1 ... 72 73 74 75 76 ... 93 ВПЕРЕД
Перейти на страницу:

Однако главная претензия Александра Христофоровича к Комиссии прошений состояла не в этом. «Случается, что подвергший себя за что-либо наказанию просит Всемилостивейшего помилования: кто может разрешить подобную просьбу, кроме сердца Государева? Но Комиссия объявляет от себя просителю, что просьба его удовлетворена быть не может, так как он понес наказание по судебному приговору; как будто бы просьба его обращена к лицу Комиссии. Он просил своего Государя и с покорностью, безропотно принял бы решение его, какое бы оно ни было, но негодует, и по праву, что просьба его не доведена до Высочайшего сведения»[482].

Иными словами: строгость отечественных законов умаляется царской милостью. «Сердце государя в руце Божьей», как тогда говорили. Именно это и называется у Гоголя «делом семейственным». «Отец» может быть милостив, а может быть и грозен, но всегда знает, что замышляют «дети» и какова степень их действительной «вины». Такой осведомленности в немалой степени служило вскрытие почты, включая частную. Тем временем «дети» взрослели и начинали бунтовать против «родительской» власти. Даже самые лояльные возмущались вторжением в их переписку. В 1827 году В. А. Жуковский писал А. И. Тургеневу: «Что могут узнать теперь из писем? Кто вверит себя почте? Что выиграем, разрушив святую веру и уважение к правительству? Это бесит»[483]. Между тем Жуковский был воспитателем наследника и часто беседовал с императором. Мог он позволить себе сказать то же самое государю в глаза? Полагаем, не всегда.

Смирнова-Россет жаловалась, что письма в Рим ей приходили разрезанными с двух сторон. Но самый громкий скандал произошел, конечно, с Пушкиным. Хорошо известно, как в 1834 году было вскрыто его письмо супруге, в котором он рассказывал, почему не присутствовал на присяге цесаревичу Александру Николаевичу: «К наследнику являться с поздравлениями и приветствиями не намерен, царствие его впереди, и мне, вероятно, его не видать»[484].
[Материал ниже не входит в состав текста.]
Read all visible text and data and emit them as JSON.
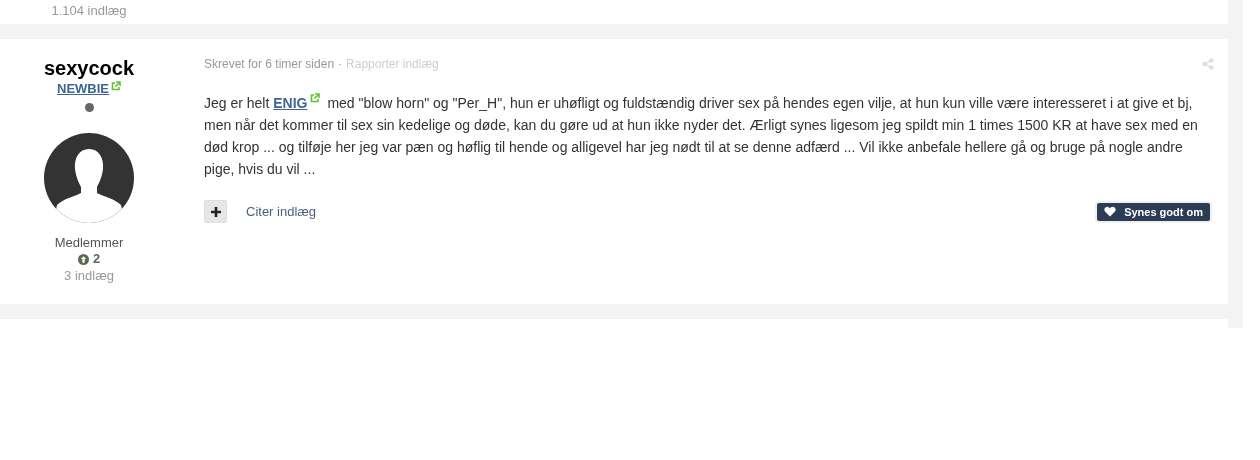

Петербургский почт-директор К. Я. Булгаков прочитал письмо и оповестил Бенкендорфа, тот — императора. Вышло неприятное объяснение. В дневнике 10 мая поэт записал: «Однако какая глубокая безнравственность в привычках нашего правительства! Полиция распечатывает письма мужа к жене и приносит их читать царю (человеку благовоспитанному и честному), и царь не стыдится в том признаться… Что ни говори, мудрено быть самодержавным»[485].

Не принято пояснять, что и у другой стороны была «своя правда». После событий 14 декабря 1825 года, одной из причин которых стала неясность с престолонаследием, император считал важным показать обществу, кто его преемник. И закрепить это присягой будущему Александру II, принесенной заранее. Особенно остро проблема выглядела на фоне недавних европейских революций и Польского восстания. Отсутствие Пушкина на торжестве могло рассматриваться и как его нежелание целовать крест наследнику — политический шаг, соблазнительный для сторонников конституции и республики.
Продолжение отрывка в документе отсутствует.